Jesus is nearing the end of His upper room message to His disciples; a message of preview as to what is coming, a message of hope, a message of assurance, a message of promise, a message of comfort, and, as we see here based on the reaction of the disciples, a message of identity.  Jesus identifies Himself as the One who “came forth from the Father”.

This identification fits the theme of the entire book of John as Jesus said many times that the only requirement to attain eternal life, the only requirement to become God’s child, is “to believe in Him who God has sent” (Jn 6:29).  So Jesus comes back to this narrative here, describing Himself as the One whom God has sent.  And the disciples are “getting” the message.

Jesus simply starts off this passage with four facts.  “I came from the Father.  I came into the world.  I am leaving the world.  I am going back to the Father.”  Based on this testimony and three years of living it, the disciples respond with, “By this we believe that you came from God.  We believe what you have said is true.  We are ‘all in’ “.

Jesus then prophesies that even with this assurance that the disciples are “all in” as His followers, they are about to be scattered like sheep without a shepherd.  In predicting the circumstances around His arrest, trial, and execution, Jesus assures His disciples that even though they will leave Him, He will not be left alone.  The Father is with Him.

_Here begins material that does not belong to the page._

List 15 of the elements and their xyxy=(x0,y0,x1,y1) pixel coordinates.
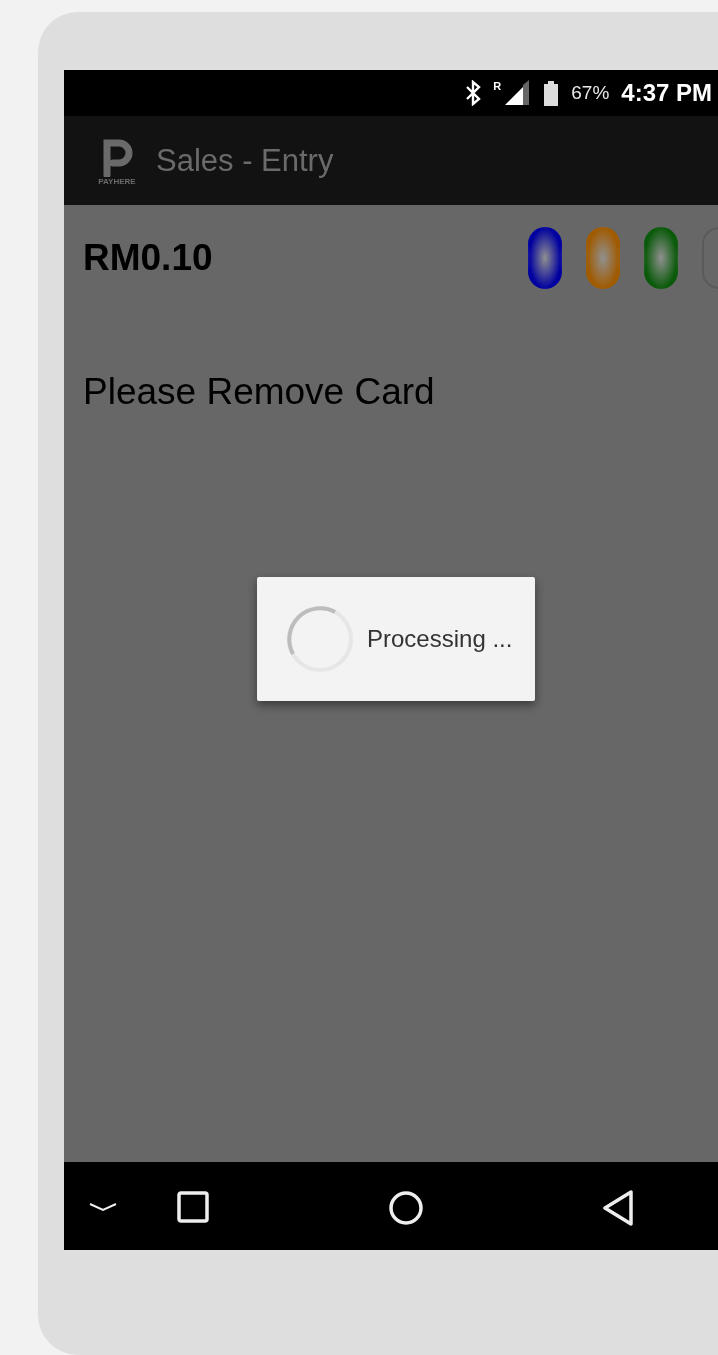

Now unlike the disciples at the time, we do know what came next.  The disciples were scattered.  And in Christ’s final prayer before His arrest, it is just the Father and the Son in the Garden of Gethsemane where we see a complete trust between the Father and the Son.  As Christ faced His darkest hour, He asked for the cup of death to be removed from His path.  But in praying to the Father, “Not My will, but yours be done” (Lk 22:42), Christ gave us a living breathing picture of what He had said from the beginning, “I have come to do the will of the Father” (Heb 10:7).